I'm afraid you misunderstood me. I wrote that it is often _seen_ as the
greatest obstacle by people who try to make learning easier, because
intuition seems to tell us so. But in fact it is not, as has been
demonstrated several times. There is an entire subfield of science known as
"the psychology of programming". A very boring one, believe me, much because
all they have been able to prove is that nothing that they've tried has
really made a difference, beyond what is obvious anyway (such as OO being a
great idea). Of course, one of the greatest conceptual advances in
programming was OO, because it changed the conceptual level.

I can see that you read this as the _novices_ seeing it as an obstacle, and
therefore to remove it, but my point here is that this will become a problem
in the longer run.

>> The syntax difference is surely the first one you
>> notice, but this is just a first-impressions issue in my opinion. As Yogi
>> Berra might have said, the surface is only skin-deep. The more important
>> issues are, indeed, deeper.
> 
> I agree, to some extent, about the superficialness of syntax, however we
> all know that extremely little code can be moved without effort from one
> environment to another, not even between dialects of Smalltalk.

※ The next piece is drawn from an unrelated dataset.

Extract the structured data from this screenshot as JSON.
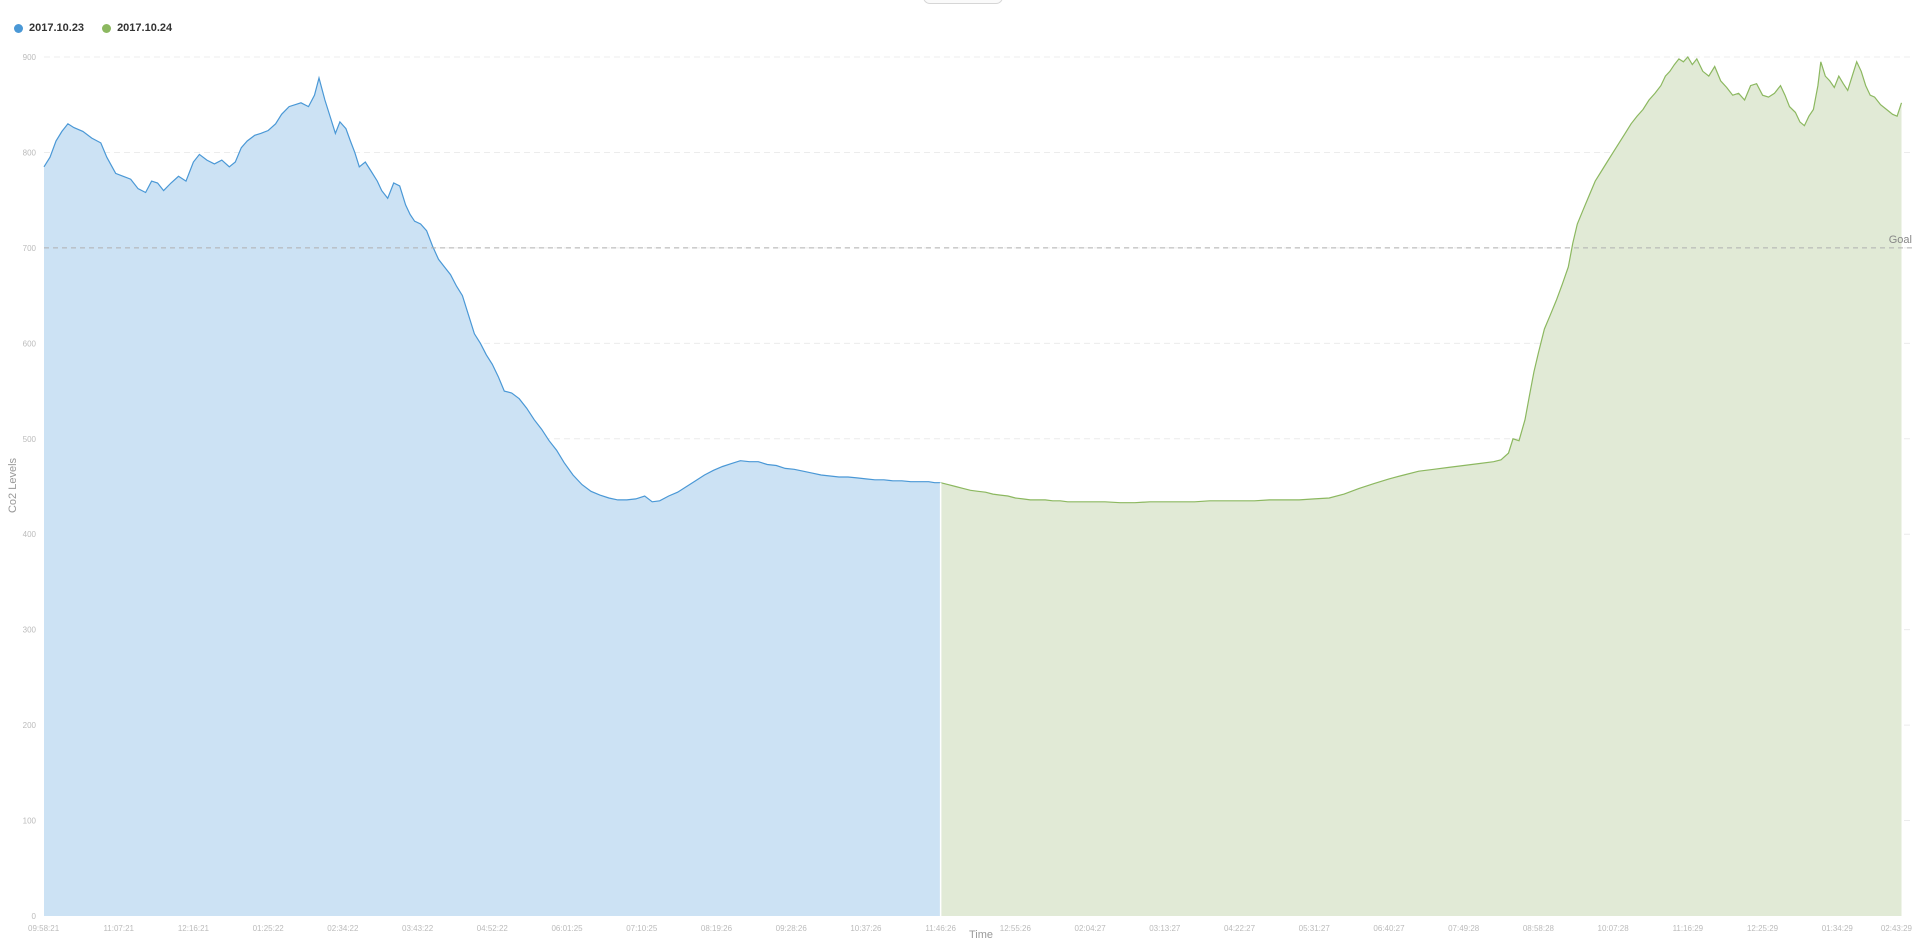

Exactly, and this isn't because of the syntax but the differences in class
structure and protocols. This is why I doubt that enforcing := or adding
underscores will be of much help for cross-dialect portability (oops, now I
gave away my opinion on that topic).

> So much
> less is it possible to solve the deeper issues if not even this can be
> done. If syntax is only skin deep then many programmers are racists. My
> point is, it shouldnt be the skin, it should be the clothes.

Hmm, a drastic analogy if there ever was one, but this begs the question,
shouldn't we adress the real issue of 'racism', and help them to see that it
is really the inside that matters, just like their mothers told them,
instead of covering up the problem, literally, by dressing the foreign
elements in new clothes.

> As for your insinuations they do nothing to improve the discussion.
> 

Whoa. I'm sorry, what did you regard as insinuations? I put in smileys, even
double ones, so that it would be clear that I was joking. I try not to take
myself too seriously.

Henrik

PS. Looking forward to your postings on functional programming.